Seluruh anak-anak yang masih berusia 3 tahun hingga taman kanak-kanak segera menyalami Nadhif dengan kedua tangan mereka begitu pun kepada Nadina. Beberapa di antara mereka bahkan menyeletuk dan memuji kecantikan Nadina.
Aminah dan Ali keluar dari dalem dan langsung menyambut Nadhif dan juga Nadina. Kedua pasangan baru itu pun segera mencium tangan pasangan paruh baya itu.

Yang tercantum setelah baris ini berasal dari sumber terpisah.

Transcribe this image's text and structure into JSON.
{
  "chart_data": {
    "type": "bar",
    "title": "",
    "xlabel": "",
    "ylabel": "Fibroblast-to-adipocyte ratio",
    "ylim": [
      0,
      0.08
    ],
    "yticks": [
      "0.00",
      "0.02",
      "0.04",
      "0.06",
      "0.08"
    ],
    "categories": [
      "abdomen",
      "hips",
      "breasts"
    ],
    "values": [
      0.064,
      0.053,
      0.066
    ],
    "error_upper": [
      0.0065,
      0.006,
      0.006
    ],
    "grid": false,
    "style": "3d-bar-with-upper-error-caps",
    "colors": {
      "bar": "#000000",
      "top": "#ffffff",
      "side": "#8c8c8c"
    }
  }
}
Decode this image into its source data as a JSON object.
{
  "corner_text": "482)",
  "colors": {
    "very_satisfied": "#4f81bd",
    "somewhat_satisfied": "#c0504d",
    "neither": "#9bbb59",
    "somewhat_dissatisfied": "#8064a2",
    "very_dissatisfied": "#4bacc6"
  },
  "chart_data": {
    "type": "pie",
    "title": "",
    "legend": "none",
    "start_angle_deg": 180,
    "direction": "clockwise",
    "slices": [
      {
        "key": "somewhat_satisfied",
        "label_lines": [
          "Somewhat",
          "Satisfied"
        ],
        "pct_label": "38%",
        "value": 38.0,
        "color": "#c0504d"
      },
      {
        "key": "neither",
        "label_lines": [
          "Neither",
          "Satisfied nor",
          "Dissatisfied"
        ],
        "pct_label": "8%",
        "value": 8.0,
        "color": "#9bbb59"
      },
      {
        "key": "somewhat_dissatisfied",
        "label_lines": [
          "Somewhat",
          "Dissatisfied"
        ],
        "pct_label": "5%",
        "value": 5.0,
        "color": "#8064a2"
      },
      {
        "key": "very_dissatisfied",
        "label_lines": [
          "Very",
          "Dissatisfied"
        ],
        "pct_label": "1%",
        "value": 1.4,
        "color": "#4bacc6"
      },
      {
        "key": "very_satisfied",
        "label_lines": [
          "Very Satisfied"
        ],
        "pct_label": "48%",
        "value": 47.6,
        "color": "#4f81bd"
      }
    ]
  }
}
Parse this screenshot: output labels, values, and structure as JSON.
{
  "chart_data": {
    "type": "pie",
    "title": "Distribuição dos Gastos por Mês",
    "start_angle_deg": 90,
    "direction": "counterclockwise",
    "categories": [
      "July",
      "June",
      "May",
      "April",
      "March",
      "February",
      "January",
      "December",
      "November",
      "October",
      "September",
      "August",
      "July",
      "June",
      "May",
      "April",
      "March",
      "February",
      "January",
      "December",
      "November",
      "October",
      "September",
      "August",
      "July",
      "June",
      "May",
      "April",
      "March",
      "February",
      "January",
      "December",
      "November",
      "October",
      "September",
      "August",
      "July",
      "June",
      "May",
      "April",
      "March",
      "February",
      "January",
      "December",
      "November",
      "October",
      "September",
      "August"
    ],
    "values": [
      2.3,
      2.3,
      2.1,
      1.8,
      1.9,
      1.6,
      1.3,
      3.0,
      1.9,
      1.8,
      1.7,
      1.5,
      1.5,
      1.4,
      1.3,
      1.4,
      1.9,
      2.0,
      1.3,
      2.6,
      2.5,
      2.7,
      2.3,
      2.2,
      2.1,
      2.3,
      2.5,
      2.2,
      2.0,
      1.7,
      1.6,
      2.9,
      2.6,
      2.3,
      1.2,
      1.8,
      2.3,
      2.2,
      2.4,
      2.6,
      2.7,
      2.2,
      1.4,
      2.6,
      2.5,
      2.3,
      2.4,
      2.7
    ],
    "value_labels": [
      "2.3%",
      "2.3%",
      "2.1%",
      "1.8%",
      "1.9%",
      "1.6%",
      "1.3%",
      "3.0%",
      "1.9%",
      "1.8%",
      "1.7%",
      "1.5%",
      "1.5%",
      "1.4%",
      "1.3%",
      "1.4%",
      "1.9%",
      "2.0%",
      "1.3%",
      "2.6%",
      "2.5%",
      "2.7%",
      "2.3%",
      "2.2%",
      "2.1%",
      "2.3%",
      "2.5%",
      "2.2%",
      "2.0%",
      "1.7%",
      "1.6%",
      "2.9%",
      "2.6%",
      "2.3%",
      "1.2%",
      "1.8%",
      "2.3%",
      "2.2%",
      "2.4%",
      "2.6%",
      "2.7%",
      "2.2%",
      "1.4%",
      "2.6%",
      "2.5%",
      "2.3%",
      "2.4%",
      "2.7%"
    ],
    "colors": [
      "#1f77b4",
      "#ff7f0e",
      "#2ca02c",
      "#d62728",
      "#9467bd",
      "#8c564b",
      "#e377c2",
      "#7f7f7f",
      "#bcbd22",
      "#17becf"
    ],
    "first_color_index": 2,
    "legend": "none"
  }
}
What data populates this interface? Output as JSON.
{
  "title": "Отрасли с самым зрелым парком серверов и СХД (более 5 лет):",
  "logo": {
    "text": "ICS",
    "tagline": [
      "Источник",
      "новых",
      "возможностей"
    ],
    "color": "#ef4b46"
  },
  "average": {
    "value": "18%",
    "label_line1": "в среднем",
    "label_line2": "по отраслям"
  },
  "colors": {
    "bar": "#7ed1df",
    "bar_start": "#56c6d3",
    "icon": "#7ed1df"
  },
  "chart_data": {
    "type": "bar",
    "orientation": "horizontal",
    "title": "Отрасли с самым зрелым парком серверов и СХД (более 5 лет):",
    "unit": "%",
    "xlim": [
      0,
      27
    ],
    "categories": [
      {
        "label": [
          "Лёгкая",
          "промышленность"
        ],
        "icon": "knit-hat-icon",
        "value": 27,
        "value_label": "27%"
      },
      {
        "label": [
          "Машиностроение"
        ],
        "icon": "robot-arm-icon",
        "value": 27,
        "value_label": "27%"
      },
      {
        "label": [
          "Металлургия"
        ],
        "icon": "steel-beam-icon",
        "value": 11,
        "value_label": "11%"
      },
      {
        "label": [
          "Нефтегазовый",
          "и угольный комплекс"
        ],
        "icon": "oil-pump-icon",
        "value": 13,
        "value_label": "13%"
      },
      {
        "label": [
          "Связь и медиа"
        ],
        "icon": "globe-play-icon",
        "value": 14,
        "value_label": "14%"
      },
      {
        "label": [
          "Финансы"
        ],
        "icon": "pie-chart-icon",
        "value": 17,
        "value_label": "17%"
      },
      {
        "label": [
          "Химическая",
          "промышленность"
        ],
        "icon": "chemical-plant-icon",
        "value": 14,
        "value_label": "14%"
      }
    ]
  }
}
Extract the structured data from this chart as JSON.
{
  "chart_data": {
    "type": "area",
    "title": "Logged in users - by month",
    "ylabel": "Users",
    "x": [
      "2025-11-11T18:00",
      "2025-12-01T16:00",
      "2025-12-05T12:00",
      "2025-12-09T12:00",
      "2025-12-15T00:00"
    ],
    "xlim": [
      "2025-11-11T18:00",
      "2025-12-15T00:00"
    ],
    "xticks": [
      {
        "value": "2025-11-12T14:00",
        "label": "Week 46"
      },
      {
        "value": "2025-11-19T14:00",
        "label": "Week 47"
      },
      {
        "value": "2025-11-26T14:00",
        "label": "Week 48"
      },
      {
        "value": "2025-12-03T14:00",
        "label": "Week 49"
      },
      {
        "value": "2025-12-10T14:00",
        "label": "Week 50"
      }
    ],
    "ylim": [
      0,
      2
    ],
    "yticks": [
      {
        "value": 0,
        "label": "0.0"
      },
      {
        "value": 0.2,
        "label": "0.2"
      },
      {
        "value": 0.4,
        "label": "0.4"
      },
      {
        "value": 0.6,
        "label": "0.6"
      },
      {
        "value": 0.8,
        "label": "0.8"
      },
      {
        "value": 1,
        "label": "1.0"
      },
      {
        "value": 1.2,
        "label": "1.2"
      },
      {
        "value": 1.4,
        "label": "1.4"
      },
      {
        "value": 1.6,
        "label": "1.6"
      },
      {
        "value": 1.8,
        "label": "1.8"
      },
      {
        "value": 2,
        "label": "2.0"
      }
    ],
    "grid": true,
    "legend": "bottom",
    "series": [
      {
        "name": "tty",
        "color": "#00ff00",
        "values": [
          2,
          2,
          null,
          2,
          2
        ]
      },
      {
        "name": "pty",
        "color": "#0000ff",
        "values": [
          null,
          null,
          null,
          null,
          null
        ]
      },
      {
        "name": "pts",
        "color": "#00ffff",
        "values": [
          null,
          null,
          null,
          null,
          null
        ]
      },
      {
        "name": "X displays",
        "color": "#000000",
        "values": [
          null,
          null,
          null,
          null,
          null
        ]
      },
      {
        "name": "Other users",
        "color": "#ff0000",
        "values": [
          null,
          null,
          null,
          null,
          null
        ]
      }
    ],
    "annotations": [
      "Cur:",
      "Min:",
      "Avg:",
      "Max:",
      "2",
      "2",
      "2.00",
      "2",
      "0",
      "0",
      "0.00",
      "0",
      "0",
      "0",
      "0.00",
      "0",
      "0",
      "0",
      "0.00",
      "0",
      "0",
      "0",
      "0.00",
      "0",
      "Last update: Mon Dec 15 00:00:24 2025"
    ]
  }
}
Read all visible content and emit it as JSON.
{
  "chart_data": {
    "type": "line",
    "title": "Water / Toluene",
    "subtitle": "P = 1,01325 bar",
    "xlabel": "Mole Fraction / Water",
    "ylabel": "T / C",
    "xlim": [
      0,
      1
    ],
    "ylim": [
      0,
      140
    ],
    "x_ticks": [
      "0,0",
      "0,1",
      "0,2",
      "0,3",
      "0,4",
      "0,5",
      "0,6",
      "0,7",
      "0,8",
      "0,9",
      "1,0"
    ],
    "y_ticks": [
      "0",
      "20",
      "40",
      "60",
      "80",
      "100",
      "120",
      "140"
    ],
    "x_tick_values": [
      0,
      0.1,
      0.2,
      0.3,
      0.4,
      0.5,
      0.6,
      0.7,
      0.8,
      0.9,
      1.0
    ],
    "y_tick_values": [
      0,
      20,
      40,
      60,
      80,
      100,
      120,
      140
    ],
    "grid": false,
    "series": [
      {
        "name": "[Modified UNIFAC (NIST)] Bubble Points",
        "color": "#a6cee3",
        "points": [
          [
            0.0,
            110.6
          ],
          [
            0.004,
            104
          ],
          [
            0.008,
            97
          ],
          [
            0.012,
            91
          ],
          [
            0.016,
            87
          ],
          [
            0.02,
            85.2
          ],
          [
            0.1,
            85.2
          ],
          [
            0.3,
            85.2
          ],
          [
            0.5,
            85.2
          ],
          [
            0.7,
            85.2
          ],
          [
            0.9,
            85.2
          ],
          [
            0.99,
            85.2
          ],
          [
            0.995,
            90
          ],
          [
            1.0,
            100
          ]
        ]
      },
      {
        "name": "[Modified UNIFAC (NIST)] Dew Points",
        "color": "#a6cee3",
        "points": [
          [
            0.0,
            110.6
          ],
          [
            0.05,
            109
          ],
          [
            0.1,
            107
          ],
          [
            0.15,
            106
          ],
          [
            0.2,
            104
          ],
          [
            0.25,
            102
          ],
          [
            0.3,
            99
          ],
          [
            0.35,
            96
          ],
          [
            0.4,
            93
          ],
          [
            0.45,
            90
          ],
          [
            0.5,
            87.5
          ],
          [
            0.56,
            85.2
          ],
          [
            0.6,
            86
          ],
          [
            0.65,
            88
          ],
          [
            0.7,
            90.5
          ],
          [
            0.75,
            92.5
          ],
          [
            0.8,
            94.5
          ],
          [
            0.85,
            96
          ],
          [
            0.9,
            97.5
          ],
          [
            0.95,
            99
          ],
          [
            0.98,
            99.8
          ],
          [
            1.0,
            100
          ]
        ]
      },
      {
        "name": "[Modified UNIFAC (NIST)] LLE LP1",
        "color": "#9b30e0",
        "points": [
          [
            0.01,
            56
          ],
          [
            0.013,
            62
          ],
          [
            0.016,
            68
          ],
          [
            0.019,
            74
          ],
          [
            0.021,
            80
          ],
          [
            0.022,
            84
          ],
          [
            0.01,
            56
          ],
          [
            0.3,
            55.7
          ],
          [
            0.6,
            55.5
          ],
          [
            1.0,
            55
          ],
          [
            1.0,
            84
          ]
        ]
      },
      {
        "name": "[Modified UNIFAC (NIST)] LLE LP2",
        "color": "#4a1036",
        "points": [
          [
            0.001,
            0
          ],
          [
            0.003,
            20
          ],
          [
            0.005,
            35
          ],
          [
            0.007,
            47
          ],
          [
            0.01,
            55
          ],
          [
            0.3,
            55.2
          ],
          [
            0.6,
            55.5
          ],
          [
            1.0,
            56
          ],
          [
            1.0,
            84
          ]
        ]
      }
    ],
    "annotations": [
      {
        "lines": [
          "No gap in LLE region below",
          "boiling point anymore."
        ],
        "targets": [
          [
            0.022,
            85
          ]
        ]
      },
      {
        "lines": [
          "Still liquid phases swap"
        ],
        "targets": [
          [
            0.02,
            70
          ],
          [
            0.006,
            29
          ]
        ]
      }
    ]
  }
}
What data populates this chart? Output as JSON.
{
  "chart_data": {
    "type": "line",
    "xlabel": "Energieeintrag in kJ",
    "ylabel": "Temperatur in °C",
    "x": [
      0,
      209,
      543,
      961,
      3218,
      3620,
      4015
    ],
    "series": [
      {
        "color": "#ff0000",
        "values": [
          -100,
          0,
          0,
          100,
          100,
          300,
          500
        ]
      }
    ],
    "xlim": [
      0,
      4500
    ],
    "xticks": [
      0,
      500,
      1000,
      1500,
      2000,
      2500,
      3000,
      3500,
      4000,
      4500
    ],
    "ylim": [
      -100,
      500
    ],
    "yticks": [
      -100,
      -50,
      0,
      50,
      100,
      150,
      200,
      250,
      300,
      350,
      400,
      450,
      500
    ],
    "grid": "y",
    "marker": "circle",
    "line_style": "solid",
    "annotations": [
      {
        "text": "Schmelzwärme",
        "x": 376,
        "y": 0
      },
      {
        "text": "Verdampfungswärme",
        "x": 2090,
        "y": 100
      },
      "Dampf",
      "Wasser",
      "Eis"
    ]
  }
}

“Akhirnya datang juga, ya?” kekeh Aminah menoleh ke pada warga pondok yang berjajar di belakang Nadhif dan Nadina.
“Maaf Umi, Nadina lama bersiap, ya?” lirih Nadina sedikit menunduk.
“Ahh, bukan begitu maksud umi, Sayang. Maksud umi, mereka-mereka ini telah menunggumu selepas dhuhur padahal Nadhif baru akan membawamu setelah ashar! Mereka terlalu bersemangat bertemu istri Nadhif yang cantik dan baik hati ini!” Aminah tampak mengelus ujung kepala Nadina.
“Sudah bicaranya umi, biarkan Nadina dan Nadhif beristirahat di kamar mereka dulu. Mereka harus menghadiri acara mereka besok. Pasti banyak tamu yang akan datang. Mereka harus banyak beristirahat,” sela Ali.
Di sinilah keduanya sekarang. Dalam satu bilik besar dengan hanya satu ranjang di tengah ruangan yang berukuran cukup besar. Selain ranjang yang besar itu, tampak sebuah meja kerja dengan satu set sofa dan meja di sisinya.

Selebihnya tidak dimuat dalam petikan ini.